Naquela noite, com o reflexo do rio a estremecer no vidro, lembrou-se do corredor frio do tribunal, dois anos antes. Viu-se novamente de pé, imóvel, com uma pasta de documentos apertada contra o peito, como se dentro dela estivesse o último pedaço da sua dignidade. Recordou a voz de João, baixa, venenosa, quase divertida, a atravessar-lhe as costas:
— Vai, vai. Agora ficas tu a pagar os créditos.
Na altura, Ana não respondeu. Não porque não tivesse palavras. Tinha demasiadas. Mas percebeu, naquele instante, que algumas respostas não se davam com gritos, nem com lágrimas, nem com súplicas. Havia respostas que exigiam tempo. Exigiam cabeça fria, paciência e uma coragem que ninguém via. O silêncio dela, nesse dia, não fora rendição. Fora o primeiro alicerce.
O pai ensinara-lhe isso sem grandes discursos. Ensinara-lhe que a bondade não devia ser oferecida a quem a confundia com fraqueza. Que calar por medo era uma prisão, mas calar para preparar o passo seguinte podia ser força. Que, quando tudo parecia perdido, ainda restava aquilo que ninguém conseguia tirar: a capacidade de se levantar.
Ana aproximou-se mais da janela e observou o próprio rosto refletido no vidro escuro. Já não reconhecia a mulher que saíra daquele tribunal com as mãos a tremer e o coração esmagado. Essa ficara para trás, enterrada algures entre papéis, humilhações e noites sem sono. No lugar dela havia outra. Mais firme. Mais livre. Mais desperta. Uma mulher que aprendera a não pedir licença para existir.
Da cozinha, Miguel chamou-a para jantar. A voz dele vinha calma, doméstica, cheia dessa simplicidade que, durante muito tempo, Ana julgara impossível voltar a ter. Ela respirou fundo, lançou ao rio um último olhar e afastou-se da janela. Não havia dramatismo no gesto. Apenas paz.

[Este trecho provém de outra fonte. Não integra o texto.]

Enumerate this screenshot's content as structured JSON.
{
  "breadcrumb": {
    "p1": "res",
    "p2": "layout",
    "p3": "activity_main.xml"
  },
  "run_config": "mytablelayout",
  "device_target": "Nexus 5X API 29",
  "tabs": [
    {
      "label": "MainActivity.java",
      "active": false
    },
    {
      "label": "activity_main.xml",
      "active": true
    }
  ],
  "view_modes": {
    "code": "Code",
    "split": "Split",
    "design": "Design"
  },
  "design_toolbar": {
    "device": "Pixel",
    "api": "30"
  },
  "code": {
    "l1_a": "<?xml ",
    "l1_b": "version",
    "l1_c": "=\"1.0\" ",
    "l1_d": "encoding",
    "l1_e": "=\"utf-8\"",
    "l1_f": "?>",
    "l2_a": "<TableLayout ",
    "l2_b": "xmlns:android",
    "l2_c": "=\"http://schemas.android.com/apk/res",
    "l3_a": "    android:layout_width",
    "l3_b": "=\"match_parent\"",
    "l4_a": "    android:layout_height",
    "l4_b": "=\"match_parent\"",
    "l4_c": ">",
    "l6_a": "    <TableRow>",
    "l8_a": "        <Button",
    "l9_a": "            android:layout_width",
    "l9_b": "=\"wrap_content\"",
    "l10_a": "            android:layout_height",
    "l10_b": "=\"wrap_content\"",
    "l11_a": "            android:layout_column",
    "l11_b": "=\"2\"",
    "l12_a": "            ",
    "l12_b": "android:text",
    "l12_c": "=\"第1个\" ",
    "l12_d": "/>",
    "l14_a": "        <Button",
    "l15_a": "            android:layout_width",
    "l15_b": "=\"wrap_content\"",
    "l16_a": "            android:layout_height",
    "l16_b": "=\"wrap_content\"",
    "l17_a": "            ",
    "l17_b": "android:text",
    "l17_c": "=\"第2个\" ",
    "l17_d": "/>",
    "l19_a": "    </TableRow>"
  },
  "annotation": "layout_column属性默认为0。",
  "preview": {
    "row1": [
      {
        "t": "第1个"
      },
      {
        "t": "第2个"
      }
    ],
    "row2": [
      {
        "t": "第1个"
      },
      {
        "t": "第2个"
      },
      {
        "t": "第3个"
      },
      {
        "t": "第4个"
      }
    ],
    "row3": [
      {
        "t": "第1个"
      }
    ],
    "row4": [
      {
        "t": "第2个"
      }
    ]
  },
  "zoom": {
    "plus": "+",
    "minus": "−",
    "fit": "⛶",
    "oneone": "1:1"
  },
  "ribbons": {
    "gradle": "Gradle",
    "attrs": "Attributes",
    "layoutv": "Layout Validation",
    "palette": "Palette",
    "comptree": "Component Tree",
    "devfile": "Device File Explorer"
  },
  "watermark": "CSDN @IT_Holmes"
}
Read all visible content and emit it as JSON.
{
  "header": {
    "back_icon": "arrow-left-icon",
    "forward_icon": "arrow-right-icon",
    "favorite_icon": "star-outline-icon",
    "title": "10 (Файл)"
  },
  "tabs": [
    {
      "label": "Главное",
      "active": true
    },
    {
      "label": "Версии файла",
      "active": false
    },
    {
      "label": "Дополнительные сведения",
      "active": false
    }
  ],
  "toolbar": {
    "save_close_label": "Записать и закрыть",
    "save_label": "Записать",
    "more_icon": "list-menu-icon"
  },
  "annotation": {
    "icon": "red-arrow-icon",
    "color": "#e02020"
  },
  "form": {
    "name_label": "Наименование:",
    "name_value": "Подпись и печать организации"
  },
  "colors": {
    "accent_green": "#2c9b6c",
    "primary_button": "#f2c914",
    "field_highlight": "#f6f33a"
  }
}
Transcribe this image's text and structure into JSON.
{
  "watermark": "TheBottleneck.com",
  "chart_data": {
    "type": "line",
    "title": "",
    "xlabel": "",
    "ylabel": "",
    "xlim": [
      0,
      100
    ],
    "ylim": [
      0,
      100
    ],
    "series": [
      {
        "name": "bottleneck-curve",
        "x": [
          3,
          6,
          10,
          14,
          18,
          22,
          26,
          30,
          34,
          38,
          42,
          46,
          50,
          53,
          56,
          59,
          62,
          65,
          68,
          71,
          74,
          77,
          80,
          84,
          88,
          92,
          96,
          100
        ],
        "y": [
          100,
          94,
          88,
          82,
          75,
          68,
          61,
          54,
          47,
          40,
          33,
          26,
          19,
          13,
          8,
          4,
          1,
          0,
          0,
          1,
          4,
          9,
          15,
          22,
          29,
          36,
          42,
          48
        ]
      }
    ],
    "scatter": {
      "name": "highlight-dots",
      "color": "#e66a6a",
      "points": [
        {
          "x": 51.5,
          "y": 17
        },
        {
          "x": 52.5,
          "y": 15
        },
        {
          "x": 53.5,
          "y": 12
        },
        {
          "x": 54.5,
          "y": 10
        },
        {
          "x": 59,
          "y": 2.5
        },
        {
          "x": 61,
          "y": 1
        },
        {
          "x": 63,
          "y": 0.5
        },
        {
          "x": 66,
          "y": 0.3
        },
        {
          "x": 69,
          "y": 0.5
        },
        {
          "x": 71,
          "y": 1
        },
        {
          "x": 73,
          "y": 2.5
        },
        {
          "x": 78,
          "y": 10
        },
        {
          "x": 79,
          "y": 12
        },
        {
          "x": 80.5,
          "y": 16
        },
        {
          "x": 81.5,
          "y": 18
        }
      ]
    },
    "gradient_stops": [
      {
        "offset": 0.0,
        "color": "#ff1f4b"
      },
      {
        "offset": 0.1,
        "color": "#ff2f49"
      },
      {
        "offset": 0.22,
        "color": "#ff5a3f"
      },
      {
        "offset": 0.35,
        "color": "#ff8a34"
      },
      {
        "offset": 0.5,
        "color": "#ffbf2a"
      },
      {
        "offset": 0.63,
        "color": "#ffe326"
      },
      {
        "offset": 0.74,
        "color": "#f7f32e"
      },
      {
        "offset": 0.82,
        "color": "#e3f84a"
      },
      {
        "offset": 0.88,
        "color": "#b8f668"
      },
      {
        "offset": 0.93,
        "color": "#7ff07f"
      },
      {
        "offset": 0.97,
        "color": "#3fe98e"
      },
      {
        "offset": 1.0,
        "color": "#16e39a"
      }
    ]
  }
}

Foi até à cozinha, onde a esperavam as pessoas que escolhera e que a tinham escolhido de volta. A sua casa. A sua mesa. A vida que reconstruíra com as próprias mãos, a partir dos escombros, da dor e das cinzas, mas sem permitir que o ódio lhe ocupasse o lugar do coração.
João festejara a sentença do divórcio como se tivesse vencido uma guerra. Durante algum tempo, acreditara mesmo nisso. Sorrira, brindara, repetira a quem quisesse ouvir que se livrara dela e que agora começaria tudo de novo. Chamara àquilo, com arrogância, o seu “divórcio do século”.
Só que, dois meses depois, começou a compreender o verdadeiro preço da vitória que imaginara ter conquistado. Perdera a liberdade de decidir sobre a própria vida sem responder por dívidas e compromissos. Perdera bens. Perdera a influência da mãe, que também caíra do pedestal. Perdera a amante, quando o brilho do interesse desapareceu. E, sobretudo, perdera o futuro que pensava controlar.
Ana, essa, não precisou de assistir à queda dele para se sentir vingada. Não procurou notícias, não celebrou desgraças, não alimentou rancores. Limitou-se a viver.
E essa foi, afinal, a vitória mais completa.